Adalet ve Kalkınma Partisi’nin (AKP) 2002’de tek başına iktidara gelmesinden sonraki ilk seçim 2007’de, normal tarihinde yapıldı. Ancak sonraki tüm seçimler, olması gereken normal tarihten önce gerçekleşti. 2007 genel seçimlerinden, son genel seçimlerin yapıldığı 2018 Haziran ayına kadar ise; 4 genel seçim ve 3 referandum yapıldı. AKP sürekli olarak iktidarını halk iradesiyle test etti, seçime gitmekten geri durmadı. Ancak AKP ilk defa, muhalefetin erken seçim çağrılarına, ‘‘Hodri meydan’’ demek yerine, ‘‘Seçimler olağan tarihinde yapılacak’’ diyor. Her şey bir yana bu bile çok şey anlatıyor.

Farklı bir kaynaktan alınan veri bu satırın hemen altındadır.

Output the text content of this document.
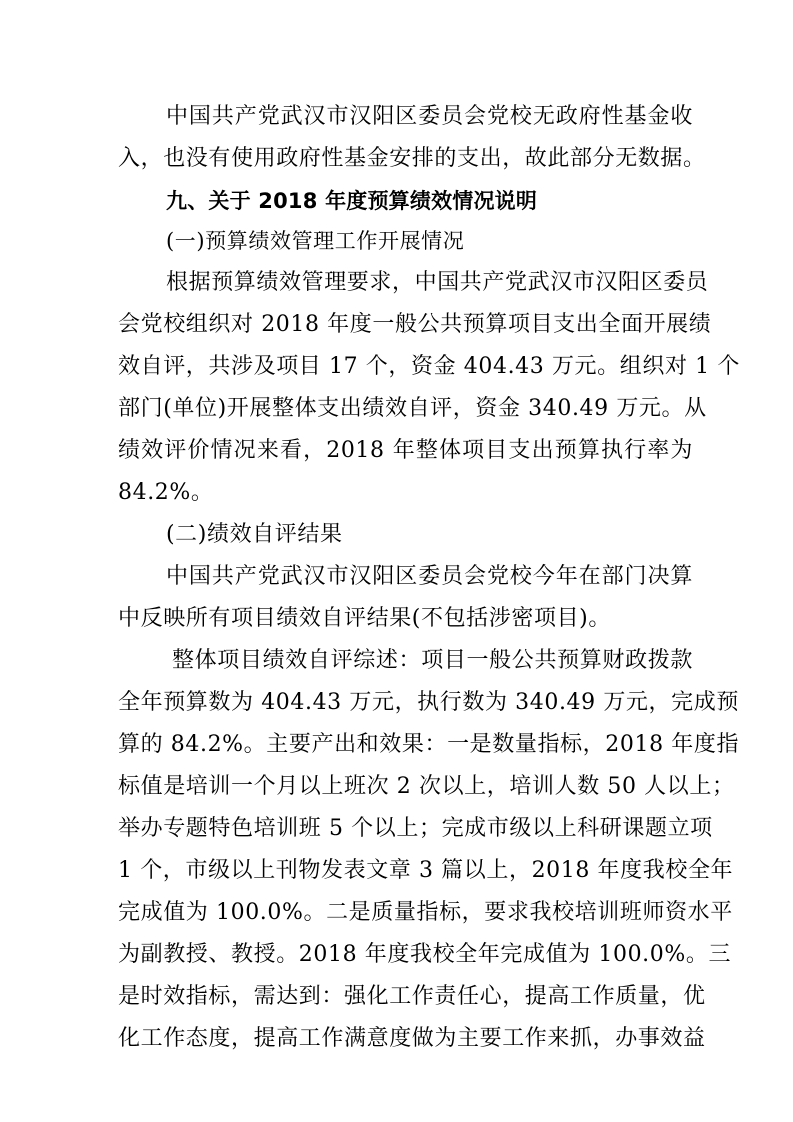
中国共产党武汉市汉阳区委员会党校无政府性基金收
入，也没有使用政府性基金安排的支出，故此部分无数据。
九、关于 2018 年度预算绩效情况说明
(一)预算绩效管理工作开展情况
根据预算绩效管理要求，中国共产党武汉市汉阳区委员
会党校组织对 2018 年度一般公共预算项目支出全面开展绩
效自评，共涉及项目 17 个，资金 404.43 万元。组织对 1 个
部门(单位)开展整体支出绩效自评，资金 340.49 万元。从
绩效评价情况来看，2018 年整体项目支出预算执行率为
84.2%。
(二)绩效自评结果
中国共产党武汉市汉阳区委员会党校今年在部门决算
中反映所有项目绩效自评结果(不包括涉密项目)。
整体项目绩效自评综述：项目一般公共预算财政拨款
全年预算数为 404.43 万元，执行数为 340.49 万元，完成预
算的 84.2%。主要产出和效果：一是数量指标，2018 年度指
标值是培训一个月以上班次 2 次以上，培训人数 50 人以上；
举办专题特色培训班 5 个以上；完成市级以上科研课题立项
1 个，市级以上刊物发表文章 3 篇以上，2018 年度我校全年
完成值为 100.0%。二是质量指标，要求我校培训班师资水平
为副教授、教授。2018 年度我校全年完成值为 100.0%。三
是时效指标，需达到：强化工作责任心，提高工作质量，优
化工作态度，提高工作满意度做为主要工作来抓，办事效益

AKP’nin neden, erken seçime ‘‘Hodri meydan’’ diyemediğini, muhalefetin durumunu ve önümüzdeki seçimde olabilecek ihtimalleri açalım. Ama önce biraz geri gidelim: AKP 7 Haziran 2015 seçimlerinde tek başına iktidar olmayı başaramadı. Seçimlerin ardından, MHP’yle iki konuda anlaşarak seçimleri yeniledi. Bu iki mesele; çözüm sürecinin bitirilmesi ve Fethullah Gülen Cemaati’nin tasfiye edilmesiydi. 7 Haziran’dan 1 Kasım’a giderken AKP çözüm süreci masasını devirdi, ülke adeta savaş alanına döndü, Kürt Özgürlük Hareketi’nin demokratik özerklik ilan ettiği ilçeler yerle bir edildi, binlerce insan yaşamını yitirdi, IŞİD Diyarbakır, Suruç ve Ankara’da bombalar patlatarak yüzlerce insanı katletti. Bu ortamda gidilen seçimlerin ardından AKP yeniden iktidara geldi. Fethullah Gülen hareketi ise, ordu ve güvenlik aygıtından tasfiye edileceğini görerek darbe yapmaya kalktı, bu da tasfiyesini kolaylaştırdı ve hızlandırdı. AKP 2017’de Cumhurbaşkanlığı Yönetim Sistemi’ne geçiş referandumunu halkın önüne getirdi, referandum için mecliste gereken çoğunluğun sağlanmasında destek MHP’den geldi. AKP referandumdaki yüzde 50 barajını da MHP’nin desteğiyle aştı. 2018 seçimlerine giderken ise, ‘‘Cumhur İttifakı’’ kuruldu, Erdoğan cumhurbaşkanlığı seçimlerini kazandı ama AKP meclis çoğunluğunu kaybetti. AKP TBMM’deki meclis çoğunluğunu MHP’nin desteğiyle sağlayabiliyor. Bu yaşananlar AKP’nin yalnızlaşma ve MHP’ye teslim olma sürecinin kısa bir özeti.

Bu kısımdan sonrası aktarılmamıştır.